Our first patient with B-cell ALL responded well to the second line treatment with blinatumomab, CD19+ B cell ablative therapy, achieving complete remission with negative minimal residual disease. However, the B cell ablation from blinatumomab resulted in persistent pancytopenia, severe lymphopenia, and severe hypogammaglobulinemia. COVID-19 has been reported to be associated with cytokine release syndrome (CRS) and secondary hemophagocytic lymphohistiocytosis (sHLH) which is characterized by unremitting fever, pancytopenia, elevated ferritin and acute respiratory distress syndrome (ARDS) [8). Interestingly, the filgrastim 300 mcg that was given for two days to treat the persistent fever and neutropenia resulted in worsening of her respiratory symptoms, possibly related to increase in neutrophil activity adding to the CRS seen in COVID-19 patients. The effect of the use of growth factors to alleviate neutropenia in cancer patients with COVID-19 is not known, however, a published case report in which a lung cancer patient was treated for 5 days with granulocyte colony stimulating factor (G-CSF), had full recovery with favorable outcome [9]. We believe our patient had worse outcome due to persistent severe lymphopenia, low CD4/CD8 ratio and severe hypogammaglobulinemia, and possibly delay in delivering of the anti-inflammatory treatments. On the other hand, our second patient with persistent pancytopenia related to her underlying AML and no comorbidities made full recovery despite persistent leukemia and a lower neutrophil count than our first patient. This patient, unlike the first case, had evidence for intact immune system including normal globulins and normal CD4/CD8 ratio. Another favorable difference is that this patient received dexamethasone to prevent differentiation syndrome once she restarted on gilteritinib, which may have suppressed the inflammatory response associated with COVID-19 infection. Although there are few published reports indicating patients with myeloid malignancies and COVID-19 have a higher mortality [10], our patient with active AML and pancytopenia made a full recovery highlighting the need for additional studies to further delineate risk factors contributing to mortality in this subgroup of patients.

According to the presentation of our two cases, it is important to note that the early signs of COVID-19 are usually not apparent on routine chest x-rays and CT imaging may be needed for early detection [11]. Our cases also illustrate the need for high index of suspicion for COVID-19 in actively treated leukemic patients and practice strategies to reduce the risk of infection and increase surveillance for early detection.

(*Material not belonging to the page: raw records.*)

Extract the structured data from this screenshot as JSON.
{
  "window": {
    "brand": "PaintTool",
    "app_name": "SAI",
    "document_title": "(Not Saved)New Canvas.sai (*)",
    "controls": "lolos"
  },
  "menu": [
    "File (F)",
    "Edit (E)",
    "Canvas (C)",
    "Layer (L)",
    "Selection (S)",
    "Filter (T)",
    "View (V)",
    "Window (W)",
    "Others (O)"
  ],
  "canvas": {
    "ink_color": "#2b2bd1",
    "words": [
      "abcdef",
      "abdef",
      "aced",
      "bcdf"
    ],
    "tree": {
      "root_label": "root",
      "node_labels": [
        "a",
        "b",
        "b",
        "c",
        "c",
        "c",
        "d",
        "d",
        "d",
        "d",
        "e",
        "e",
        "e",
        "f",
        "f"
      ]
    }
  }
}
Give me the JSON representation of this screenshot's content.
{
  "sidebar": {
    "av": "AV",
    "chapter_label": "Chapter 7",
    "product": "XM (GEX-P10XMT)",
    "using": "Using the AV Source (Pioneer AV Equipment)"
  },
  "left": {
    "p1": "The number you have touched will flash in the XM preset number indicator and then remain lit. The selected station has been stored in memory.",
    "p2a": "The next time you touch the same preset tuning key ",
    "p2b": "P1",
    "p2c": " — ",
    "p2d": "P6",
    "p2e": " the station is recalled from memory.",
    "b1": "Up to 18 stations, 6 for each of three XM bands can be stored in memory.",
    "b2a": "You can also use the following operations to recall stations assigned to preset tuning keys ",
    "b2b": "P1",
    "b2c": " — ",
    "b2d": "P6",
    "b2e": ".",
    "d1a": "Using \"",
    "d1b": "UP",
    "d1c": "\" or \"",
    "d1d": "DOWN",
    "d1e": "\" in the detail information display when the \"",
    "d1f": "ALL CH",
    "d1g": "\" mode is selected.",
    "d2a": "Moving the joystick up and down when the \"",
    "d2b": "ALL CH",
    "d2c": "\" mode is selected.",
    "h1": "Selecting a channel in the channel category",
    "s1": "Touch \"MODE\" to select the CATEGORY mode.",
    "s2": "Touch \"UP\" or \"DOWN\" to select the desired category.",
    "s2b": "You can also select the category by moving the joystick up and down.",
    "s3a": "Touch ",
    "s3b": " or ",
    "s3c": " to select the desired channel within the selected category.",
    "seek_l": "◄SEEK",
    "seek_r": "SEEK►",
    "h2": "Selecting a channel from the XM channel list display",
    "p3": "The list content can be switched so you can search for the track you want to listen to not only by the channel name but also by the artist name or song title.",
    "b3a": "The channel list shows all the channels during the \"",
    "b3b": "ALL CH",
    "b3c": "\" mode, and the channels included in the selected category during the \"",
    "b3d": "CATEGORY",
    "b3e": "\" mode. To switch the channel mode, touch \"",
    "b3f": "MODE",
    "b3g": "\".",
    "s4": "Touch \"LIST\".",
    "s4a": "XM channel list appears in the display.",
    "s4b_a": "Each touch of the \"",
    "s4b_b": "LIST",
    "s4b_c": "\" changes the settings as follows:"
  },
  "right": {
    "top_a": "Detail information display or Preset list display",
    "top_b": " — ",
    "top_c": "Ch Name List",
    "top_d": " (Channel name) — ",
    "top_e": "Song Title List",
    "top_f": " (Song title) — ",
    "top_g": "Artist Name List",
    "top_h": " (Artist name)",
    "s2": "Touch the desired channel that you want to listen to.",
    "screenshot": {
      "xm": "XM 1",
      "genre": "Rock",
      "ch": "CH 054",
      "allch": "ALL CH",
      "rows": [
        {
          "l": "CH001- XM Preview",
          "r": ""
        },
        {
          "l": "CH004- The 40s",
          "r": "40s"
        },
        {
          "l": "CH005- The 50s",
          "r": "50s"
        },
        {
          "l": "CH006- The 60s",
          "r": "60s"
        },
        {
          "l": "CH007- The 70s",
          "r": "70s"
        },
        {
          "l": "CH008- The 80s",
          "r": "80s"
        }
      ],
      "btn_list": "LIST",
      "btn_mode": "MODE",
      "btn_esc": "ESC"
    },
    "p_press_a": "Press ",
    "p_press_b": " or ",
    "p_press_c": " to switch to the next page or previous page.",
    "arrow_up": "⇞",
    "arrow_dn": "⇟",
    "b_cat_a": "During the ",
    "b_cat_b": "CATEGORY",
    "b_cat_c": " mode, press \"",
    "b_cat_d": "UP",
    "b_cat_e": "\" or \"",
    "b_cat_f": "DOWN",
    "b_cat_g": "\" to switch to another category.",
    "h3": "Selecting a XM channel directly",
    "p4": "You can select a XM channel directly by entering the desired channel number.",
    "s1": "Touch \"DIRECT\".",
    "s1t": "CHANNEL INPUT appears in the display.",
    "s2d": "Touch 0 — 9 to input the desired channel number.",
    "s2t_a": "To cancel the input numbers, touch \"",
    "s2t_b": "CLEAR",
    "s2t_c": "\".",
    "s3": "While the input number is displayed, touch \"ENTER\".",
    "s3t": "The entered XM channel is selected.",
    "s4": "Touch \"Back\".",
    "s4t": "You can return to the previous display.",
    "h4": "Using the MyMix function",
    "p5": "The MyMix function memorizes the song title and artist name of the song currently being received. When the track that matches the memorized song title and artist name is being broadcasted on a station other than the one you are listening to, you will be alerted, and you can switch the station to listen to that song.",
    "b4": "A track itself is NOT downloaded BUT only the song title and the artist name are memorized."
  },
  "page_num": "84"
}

Furthermore, factors such as lymphopenia, low CD4/CD8 ratio, hypogammaglobulinemia and comorbidities may contribute to worse outcomes of COVID-19 patients with acute leukemias.

Declaration of Competing Interest

The authors whose names are listed above certify that they have NO affiliations with or involvement in any organization or entity with any financial interest, or non-financial interest (such as personal or professional relationships, affiliations, knowledge or beliefs) in the subject matter or materials discussed in this manuscript. The authors have no conflicts of interest to disclose.